By Syed Moazzam Hashmi
ISLAMABAD, Aug. 6 (Xinhua) -- Pakistani Prime Minister Syed Yousuf Raza Gilani dashed to Karachi on Friday on a two day trip to broker a truce with conflicting political parties, as death toll in riots soared to 90 and 15 million residents are still frightened due to uncertain law and order situation in the southern port city.
Reviewing the deteriorated law and order situation in the commercial hub of the country, Gilani would hold separate meetings with all political parties in an attempt to broker a truce between the conflicting coalition partners, official sources said on Friday.
Since the outbreak of violence following the assassination of Muttahida Qaumi Movement (MQM) legislator Raza Haider on Monday in Karachi, some 90 people have been killed, approximately killing one person every passing half an hour, and over 200 wounded and more than 100 vehicles have been torched. Karachi Chamber of Commerce and Industry estimated that there was over 10 billion rupees loss to public and private properties and closer of business in the past few days.

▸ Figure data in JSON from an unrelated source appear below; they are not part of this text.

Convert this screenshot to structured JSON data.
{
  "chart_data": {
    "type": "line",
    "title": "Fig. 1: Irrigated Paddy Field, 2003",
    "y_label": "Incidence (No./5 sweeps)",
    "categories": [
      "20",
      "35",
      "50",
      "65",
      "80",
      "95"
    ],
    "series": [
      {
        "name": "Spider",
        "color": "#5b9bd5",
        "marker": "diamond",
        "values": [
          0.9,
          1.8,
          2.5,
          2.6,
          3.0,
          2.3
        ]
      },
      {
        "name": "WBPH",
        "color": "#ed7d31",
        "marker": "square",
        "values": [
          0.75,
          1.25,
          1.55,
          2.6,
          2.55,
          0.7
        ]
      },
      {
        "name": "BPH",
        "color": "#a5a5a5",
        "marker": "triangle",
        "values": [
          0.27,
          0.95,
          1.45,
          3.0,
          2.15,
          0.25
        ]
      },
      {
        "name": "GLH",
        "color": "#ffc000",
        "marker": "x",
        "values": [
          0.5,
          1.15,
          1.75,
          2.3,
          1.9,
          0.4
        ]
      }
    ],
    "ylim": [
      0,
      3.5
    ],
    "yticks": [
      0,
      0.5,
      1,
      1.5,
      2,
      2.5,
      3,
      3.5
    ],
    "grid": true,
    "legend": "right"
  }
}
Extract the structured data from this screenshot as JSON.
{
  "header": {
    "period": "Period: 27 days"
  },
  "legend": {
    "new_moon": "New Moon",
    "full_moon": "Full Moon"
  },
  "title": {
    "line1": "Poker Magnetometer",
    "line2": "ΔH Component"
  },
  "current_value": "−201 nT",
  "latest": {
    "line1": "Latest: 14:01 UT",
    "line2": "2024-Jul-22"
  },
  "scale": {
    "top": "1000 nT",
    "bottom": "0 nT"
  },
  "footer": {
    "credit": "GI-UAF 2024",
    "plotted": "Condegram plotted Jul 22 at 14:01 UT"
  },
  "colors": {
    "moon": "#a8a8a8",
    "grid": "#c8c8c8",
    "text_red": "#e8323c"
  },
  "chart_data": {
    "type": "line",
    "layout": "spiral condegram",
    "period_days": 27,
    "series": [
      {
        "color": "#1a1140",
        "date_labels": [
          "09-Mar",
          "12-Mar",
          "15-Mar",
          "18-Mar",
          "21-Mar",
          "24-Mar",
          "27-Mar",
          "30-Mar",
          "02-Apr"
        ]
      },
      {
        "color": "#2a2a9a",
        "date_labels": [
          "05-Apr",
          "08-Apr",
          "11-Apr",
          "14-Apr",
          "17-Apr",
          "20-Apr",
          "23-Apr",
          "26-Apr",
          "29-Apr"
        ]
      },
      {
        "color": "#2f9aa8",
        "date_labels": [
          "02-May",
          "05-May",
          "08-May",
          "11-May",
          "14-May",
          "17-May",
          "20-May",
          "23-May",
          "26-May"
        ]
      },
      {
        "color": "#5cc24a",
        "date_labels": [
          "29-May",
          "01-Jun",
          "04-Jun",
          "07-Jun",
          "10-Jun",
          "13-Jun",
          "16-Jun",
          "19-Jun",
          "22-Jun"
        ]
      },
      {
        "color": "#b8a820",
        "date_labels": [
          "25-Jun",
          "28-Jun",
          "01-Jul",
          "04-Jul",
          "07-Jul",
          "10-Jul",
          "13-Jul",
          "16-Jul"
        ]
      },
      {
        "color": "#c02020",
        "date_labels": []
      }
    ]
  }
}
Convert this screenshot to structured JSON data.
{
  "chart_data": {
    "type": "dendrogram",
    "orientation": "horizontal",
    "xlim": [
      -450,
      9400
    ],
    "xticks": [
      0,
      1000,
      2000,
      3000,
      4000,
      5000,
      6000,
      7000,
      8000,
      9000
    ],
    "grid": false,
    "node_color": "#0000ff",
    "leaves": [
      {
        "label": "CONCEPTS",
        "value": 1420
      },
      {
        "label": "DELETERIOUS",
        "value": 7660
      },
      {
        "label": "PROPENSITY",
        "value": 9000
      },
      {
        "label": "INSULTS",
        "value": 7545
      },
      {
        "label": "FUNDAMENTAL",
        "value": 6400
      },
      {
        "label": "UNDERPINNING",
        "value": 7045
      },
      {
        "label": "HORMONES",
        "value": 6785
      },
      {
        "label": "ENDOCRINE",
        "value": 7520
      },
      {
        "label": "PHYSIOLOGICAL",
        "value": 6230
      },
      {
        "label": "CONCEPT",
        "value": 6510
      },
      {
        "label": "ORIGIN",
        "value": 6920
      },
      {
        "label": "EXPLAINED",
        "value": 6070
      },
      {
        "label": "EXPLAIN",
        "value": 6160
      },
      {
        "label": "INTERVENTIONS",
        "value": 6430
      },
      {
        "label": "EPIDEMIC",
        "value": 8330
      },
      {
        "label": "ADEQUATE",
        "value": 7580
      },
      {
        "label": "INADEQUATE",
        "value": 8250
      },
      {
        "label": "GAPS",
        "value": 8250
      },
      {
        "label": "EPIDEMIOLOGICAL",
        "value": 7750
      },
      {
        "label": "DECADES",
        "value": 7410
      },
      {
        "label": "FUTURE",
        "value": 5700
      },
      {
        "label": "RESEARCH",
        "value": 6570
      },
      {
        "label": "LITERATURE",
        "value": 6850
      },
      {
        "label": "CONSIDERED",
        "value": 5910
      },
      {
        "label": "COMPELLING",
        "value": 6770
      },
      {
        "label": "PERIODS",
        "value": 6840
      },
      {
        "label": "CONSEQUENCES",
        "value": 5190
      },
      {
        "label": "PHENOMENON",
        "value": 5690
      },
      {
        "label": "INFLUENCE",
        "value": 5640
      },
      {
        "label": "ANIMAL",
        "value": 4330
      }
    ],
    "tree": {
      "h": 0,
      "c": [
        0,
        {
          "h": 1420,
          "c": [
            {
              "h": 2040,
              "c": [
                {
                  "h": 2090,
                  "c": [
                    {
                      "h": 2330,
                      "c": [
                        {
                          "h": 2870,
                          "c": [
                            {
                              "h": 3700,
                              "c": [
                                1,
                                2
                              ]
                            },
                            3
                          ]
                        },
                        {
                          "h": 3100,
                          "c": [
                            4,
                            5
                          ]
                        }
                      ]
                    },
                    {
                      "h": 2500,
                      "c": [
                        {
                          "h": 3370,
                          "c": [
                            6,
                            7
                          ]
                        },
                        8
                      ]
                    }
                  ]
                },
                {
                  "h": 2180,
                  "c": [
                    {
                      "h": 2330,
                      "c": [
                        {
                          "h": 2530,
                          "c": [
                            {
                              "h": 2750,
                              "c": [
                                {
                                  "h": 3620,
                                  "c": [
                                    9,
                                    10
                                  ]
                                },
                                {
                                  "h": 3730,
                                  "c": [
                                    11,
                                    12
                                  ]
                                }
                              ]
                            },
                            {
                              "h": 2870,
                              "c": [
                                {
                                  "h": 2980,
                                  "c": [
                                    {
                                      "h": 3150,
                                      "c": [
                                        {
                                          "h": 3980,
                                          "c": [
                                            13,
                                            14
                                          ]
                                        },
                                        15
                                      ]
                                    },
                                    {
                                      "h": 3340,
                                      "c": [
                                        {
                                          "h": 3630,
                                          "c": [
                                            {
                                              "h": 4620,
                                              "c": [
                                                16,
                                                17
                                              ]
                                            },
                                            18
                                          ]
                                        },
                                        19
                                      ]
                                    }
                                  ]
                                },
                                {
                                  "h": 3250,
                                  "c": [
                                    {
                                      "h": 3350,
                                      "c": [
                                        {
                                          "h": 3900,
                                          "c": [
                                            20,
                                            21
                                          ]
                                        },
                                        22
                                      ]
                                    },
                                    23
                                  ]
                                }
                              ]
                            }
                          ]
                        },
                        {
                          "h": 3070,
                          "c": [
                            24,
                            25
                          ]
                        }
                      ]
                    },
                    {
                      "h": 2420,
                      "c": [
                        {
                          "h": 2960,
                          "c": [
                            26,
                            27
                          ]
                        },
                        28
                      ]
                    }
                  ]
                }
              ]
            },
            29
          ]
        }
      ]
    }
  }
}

Pakistani Interior Minister Rehman Malik sprinted to Karachi a week ago and had broker a deal that did not last long between ethnic Urdu language speaker Muttahida Qaumi Movement (MQM) and ethnic Pashtu speaker Awami National Party (ANP). However, things went out of hands as both parties continued with the blame game and settling scores.
Still counting faith in the so far unsuccessful an iron hand approach to plug issues that are deep rooted in economic and political ambitions of major players on the complicated political checkered board, Malik has ordered rangers to shoot-at-sight miscreants, reiterating the common knowledge that "Terrorists want to destroy peace in Karachi."
However, keeping in view the two decades history of Rangers presence in Karachi, analysts fear that it might result in more innocent casualties, as they had been accused of taking political sides, highhandedness and extortion during their "temporary" assignment in Karachi since June 1990.
Thinking a step ahead, the interior minister also hinted at the possibility of calling in the military to smoothen the failing law and order in Karachi. The Pakistan Army is currently engaged on two essential fronts of fighting a homegrown insurgency in the rugged northwest tribal areas bordering Afghanistan as part of war against terror, and diligently involved in relief and rescue operation across the high-level floods and heavy rains plagued country.